They all seem to use combination of collaborative filtering, content based filtering, graph-based reccomendations, as well as embeddings representations. However, I have not seen them take full advantage of the embedding representation, specifically vector arithmatic or 2D similarity maps (TSNE).
What I am hoping to see is if my recommender can recommend a paper that's very relevant, but not included in the recommendations of the four recommenders I mentioned. If my recommender can do this consistently, then it would be a worthy recommender to utilize in addition of the others.
Why vector representation?
My last recommender with representing books as vectors worked out pretty well https://github.com/Santosh-Gupta/Lit2Vec
One of the advantages of having items representated as a vector is that not only can you get reccomendations for a particular items, but you can see how the reccomendations are related to each other. You can also just check out a particular field and see the intersections of two fields.

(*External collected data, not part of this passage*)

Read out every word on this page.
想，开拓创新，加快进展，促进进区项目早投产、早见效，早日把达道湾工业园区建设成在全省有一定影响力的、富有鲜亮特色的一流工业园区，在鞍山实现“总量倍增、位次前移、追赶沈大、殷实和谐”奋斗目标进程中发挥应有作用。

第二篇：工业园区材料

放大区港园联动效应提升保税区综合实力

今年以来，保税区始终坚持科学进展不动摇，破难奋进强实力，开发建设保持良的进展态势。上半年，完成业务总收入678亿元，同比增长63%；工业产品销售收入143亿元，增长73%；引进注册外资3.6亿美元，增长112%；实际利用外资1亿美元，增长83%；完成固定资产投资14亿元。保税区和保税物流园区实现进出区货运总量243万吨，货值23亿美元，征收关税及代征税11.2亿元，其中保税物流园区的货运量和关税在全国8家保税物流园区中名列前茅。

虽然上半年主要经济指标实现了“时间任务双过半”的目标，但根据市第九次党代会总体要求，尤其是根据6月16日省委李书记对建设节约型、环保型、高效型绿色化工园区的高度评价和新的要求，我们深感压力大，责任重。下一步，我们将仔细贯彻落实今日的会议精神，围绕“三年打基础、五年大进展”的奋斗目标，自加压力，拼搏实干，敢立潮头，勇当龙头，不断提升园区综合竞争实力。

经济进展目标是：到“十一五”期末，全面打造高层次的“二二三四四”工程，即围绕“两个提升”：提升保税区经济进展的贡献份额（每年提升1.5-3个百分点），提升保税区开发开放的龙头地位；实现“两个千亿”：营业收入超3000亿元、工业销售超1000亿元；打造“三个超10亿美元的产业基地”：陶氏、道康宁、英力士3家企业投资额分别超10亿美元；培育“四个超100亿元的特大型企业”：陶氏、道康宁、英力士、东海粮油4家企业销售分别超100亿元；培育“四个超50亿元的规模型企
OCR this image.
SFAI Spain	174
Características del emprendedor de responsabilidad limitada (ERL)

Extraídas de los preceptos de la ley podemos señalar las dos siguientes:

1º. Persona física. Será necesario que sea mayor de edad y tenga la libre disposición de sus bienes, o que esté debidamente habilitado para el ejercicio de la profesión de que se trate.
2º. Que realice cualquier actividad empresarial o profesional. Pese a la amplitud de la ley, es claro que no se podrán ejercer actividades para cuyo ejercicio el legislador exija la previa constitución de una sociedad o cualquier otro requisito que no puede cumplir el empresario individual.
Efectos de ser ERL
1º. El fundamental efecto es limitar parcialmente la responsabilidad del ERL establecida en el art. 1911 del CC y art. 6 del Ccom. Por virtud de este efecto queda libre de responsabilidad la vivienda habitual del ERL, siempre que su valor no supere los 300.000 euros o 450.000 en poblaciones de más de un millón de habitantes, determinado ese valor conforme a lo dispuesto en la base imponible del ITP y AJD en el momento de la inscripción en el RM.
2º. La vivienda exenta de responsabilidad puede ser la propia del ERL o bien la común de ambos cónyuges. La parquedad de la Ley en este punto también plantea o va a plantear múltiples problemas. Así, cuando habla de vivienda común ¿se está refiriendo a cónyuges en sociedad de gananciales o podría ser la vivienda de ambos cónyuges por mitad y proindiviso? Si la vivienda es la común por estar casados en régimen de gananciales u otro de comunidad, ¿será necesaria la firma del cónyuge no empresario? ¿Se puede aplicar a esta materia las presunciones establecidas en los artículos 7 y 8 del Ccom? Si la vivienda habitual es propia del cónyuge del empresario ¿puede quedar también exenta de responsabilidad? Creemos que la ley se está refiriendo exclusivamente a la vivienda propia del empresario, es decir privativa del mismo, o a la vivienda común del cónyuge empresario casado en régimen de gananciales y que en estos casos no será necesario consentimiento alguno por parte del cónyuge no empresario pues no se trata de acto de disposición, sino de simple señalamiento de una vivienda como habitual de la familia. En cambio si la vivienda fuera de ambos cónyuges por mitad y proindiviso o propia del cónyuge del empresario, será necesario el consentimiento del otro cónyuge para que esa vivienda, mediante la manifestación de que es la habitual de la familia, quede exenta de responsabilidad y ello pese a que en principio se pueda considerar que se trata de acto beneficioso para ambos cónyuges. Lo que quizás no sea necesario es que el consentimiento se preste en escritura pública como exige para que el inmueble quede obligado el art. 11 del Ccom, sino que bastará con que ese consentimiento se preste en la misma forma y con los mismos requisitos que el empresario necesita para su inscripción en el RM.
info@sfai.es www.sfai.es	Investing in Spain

Also, embeddings can have arithmetic properties https://www.youtube.com/watch?time_continue=25&v=IbI2RJLxGZg
These properties were not robust in Lit2Vec, but not entirely absent
But I'm hoping to improve upon lit2vec's arithmetic properties in the future with more data.
In addition to the features of embeddings, just having a completly different system of research papers reccomendations can be benificial because if it can find even 1 paper that the other reccomenders didn't find, that alone may have a strong positive impact on the user. As someone who has conducted many thorough research paper searches, every single paper mattered.
How helpful are research paper recommenders?
When I was in R&D, we spent a lot of time reinventing the wheel; a lot of techniques, methods, and processes that we developed we already pioneered or likely pioneered. The issue was that we weren't able to look for them, mainly due to not hitting the right keyword/phrasing in our queries.
There's a lot of variation in terms which can make finding papers for a particular concept very tricky at times.
I've seen a few times someone release a paper, and someone else point out someone has implemented very similar concepts in a previous paper.
Even the Google Brain team has trouble looking up all instances of previous work for a particular topic. A few months ago they released a paper of Swish activation function and people pointed out others have published stuff very similar to it.
"As has been pointed out, we missed prior works that proposed the same activation function. The fault lies entirely with me for not conducting a thorough >enough literature search. My sincere apologies. We will revise our paper and give credit where credit is due."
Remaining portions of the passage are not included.